Washington - Die Anwälte von US-Präsident Bill Clinton haben Paula Jones 500.000 Dollar für eine außergerichtliche Beilegung ihrer Klage wegen sexueller Belästigung geboten. Das berichtete die "New York Times" am Freitag unter Berufung auf die Anwälte der ehemaligen Staatsangestellten aus Arkansas. Sie hätten zuvor eine Million Dollar gefordert. Jones Anwälte bestehen demnach nicht mehr auf einer schriftlichen Entschuldigung des Präsidenten, die sie vorher verlangt hatten. Die Klage von Paula Jones ist der Ursprung der Ermittlungen gegen Clinton wegen der Lewinsky-Affäre.

Die ehemalige Sekretärin behauptet, Clinton habe sie 1991 als Gouverneur von Arkansas zu oralem Sex aufgefordert. Clinton bestreitet dies. Eine Richterin hatte die Zivilklage der Frau am 1. April abgewiesen. Nachdem Clinton seine Beziehung zu Monica Lewinsky zugegeben hatte, beantragten die von einer konservativen Stiftung bezahlten Jones-Anwälte die Wiederaufnahme des Verfahrens.

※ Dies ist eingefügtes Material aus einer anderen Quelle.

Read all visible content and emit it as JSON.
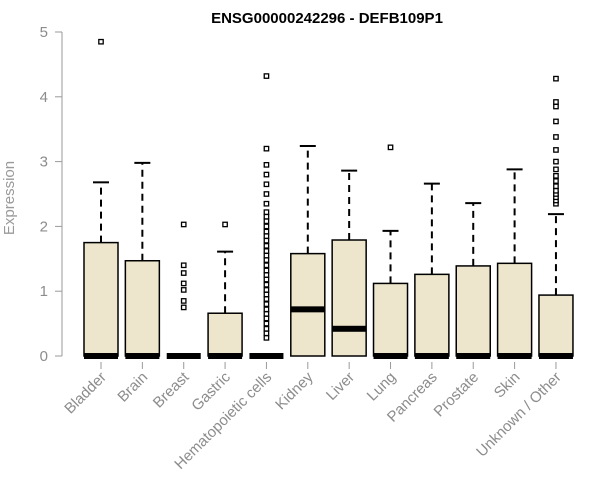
{
  "chart_data": {
    "type": "boxplot",
    "title": "ENSG00000242296 - DEFB109P1",
    "xlabel": "",
    "ylabel": "Expression",
    "ylim": [
      0,
      5
    ],
    "yticks": [
      0,
      1,
      2,
      3,
      4,
      5
    ],
    "grid": false,
    "box_fill": "#ede6cc",
    "line_color": "#000000",
    "categories": [
      "Bladder",
      "Brain",
      "Breast",
      "Gastric",
      "Hematopoietic cells",
      "Kidney",
      "Liver",
      "Lung",
      "Pancreas",
      "Prostate",
      "Skin",
      "Unknown / Other"
    ],
    "boxes": [
      {
        "q1": 0,
        "median": 0,
        "q3": 1.75,
        "whisker_low": 0,
        "whisker_high": 2.68,
        "outliers": [
          4.85
        ]
      },
      {
        "q1": 0,
        "median": 0,
        "q3": 1.47,
        "whisker_low": 0,
        "whisker_high": 2.98,
        "outliers": []
      },
      {
        "q1": 0,
        "median": 0,
        "q3": 0,
        "whisker_low": 0,
        "whisker_high": 0,
        "outliers": [
          0.75,
          0.85,
          1.02,
          1.12,
          1.28,
          1.4,
          2.03
        ]
      },
      {
        "q1": 0,
        "median": 0,
        "q3": 0.66,
        "whisker_low": 0,
        "whisker_high": 1.61,
        "outliers": [
          2.03
        ]
      },
      {
        "q1": 0,
        "median": 0,
        "q3": 0,
        "whisker_low": 0,
        "whisker_high": 0,
        "outliers": [
          0.28,
          0.35,
          0.42,
          0.5,
          0.58,
          0.65,
          0.72,
          0.8,
          0.88,
          0.95,
          1.02,
          1.1,
          1.18,
          1.25,
          1.32,
          1.4,
          1.48,
          1.55,
          1.62,
          1.7,
          1.78,
          1.85,
          1.92,
          2.0,
          2.08,
          2.15,
          2.22,
          2.35,
          2.5,
          2.65,
          2.8,
          2.95,
          3.2,
          4.32
        ]
      },
      {
        "q1": 0,
        "median": 0.72,
        "q3": 1.58,
        "whisker_low": 0,
        "whisker_high": 3.24,
        "outliers": []
      },
      {
        "q1": 0,
        "median": 0.42,
        "q3": 1.79,
        "whisker_low": 0,
        "whisker_high": 2.86,
        "outliers": []
      },
      {
        "q1": 0,
        "median": 0,
        "q3": 1.12,
        "whisker_low": 0,
        "whisker_high": 1.93,
        "outliers": [
          3.22
        ]
      },
      {
        "q1": 0,
        "median": 0,
        "q3": 1.26,
        "whisker_low": 0,
        "whisker_high": 2.66,
        "outliers": []
      },
      {
        "q1": 0,
        "median": 0,
        "q3": 1.39,
        "whisker_low": 0,
        "whisker_high": 2.36,
        "outliers": []
      },
      {
        "q1": 0,
        "median": 0,
        "q3": 1.43,
        "whisker_low": 0,
        "whisker_high": 2.88,
        "outliers": []
      },
      {
        "q1": 0,
        "median": 0,
        "q3": 0.94,
        "whisker_low": 0,
        "whisker_high": 2.19,
        "outliers": [
          2.35,
          2.4,
          2.45,
          2.5,
          2.55,
          2.62,
          2.7,
          2.78,
          2.88,
          3.0,
          3.18,
          3.38,
          3.62,
          3.85,
          3.92,
          4.28
        ]
      }
    ]
  }
}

Anwälte beider Seiten erörterten nun, ob ein Vergleich erreicht werden kann, bevor im November einem Berufungsgericht mündlich Gründe vorgetragen werden, berichteten verschiedene Zeitungen. Die Ermittlungen in der Lewinsky-Affäre wären von einem solchen Vergleich nicht betroffen.

Abstimmung über Amtsenthebungsverfahren

Das Abgeordnetenhaus könnte schon in zwei Wochen darüber abstimmen, ob eine offizielle Untersuchung zur Amtsenthebung des Präsidenten eingeleitet wird. Der Rechtsausschuß des Hauses sollten am 5. oder 6. Oktober über eine Resolution zu diesem Verfahren entscheiden, die dann an das Parlamentsplenum weitergeleitet werde, kündigte der Ausschußvorsitzende Henry Hyde an. Schneller könne das Gremium nicht vorgehen, entgegnete er dem Drängen des Weißen Hauses, das Verfahren zu beschleunigen. "Ich will wie alle Amerikaner diese Angelegenheit so rasch wie möglich zu einem Abschluß bringen." Die Republikaner, die im Parlament die Mehrheit stellen, erwögen aber kein "Geschäft" mit Clinton über eine geringere Strafe wie einen Tadel oder eine Geldbuße.

Vertrauen von 54 Prozent

Am Freitag wollte der Ausschuß entscheiden, ob und gegebenenfalls welche der noch unveröffentlichten Dokumente Kenneth Starrs freigegeben werden. Es handelt sich um nochmals Tausende von Seiten, darunter auch die beeidete Aussage Clintons zur Jones-Klage.

Die Mehrheit der Amerikaner mißbilligt die Art und Weise, in der die Republikanermehrheit im Justizausschuß die Lewinsky-Affäre behandelt. Das hat eine neue Umfrage im Auftrag der "New York Times" ergeben: 78 Prozent hielten die Ausstrahlung des Videobandes mit Clintons Aussage zur Lewinsky-Affäre für unnötig. Der Rückhalt für den Präsidenten hat seither wieder zugenommen. 54 Prozent finden, man könne seinem Wort als Präsident trauen.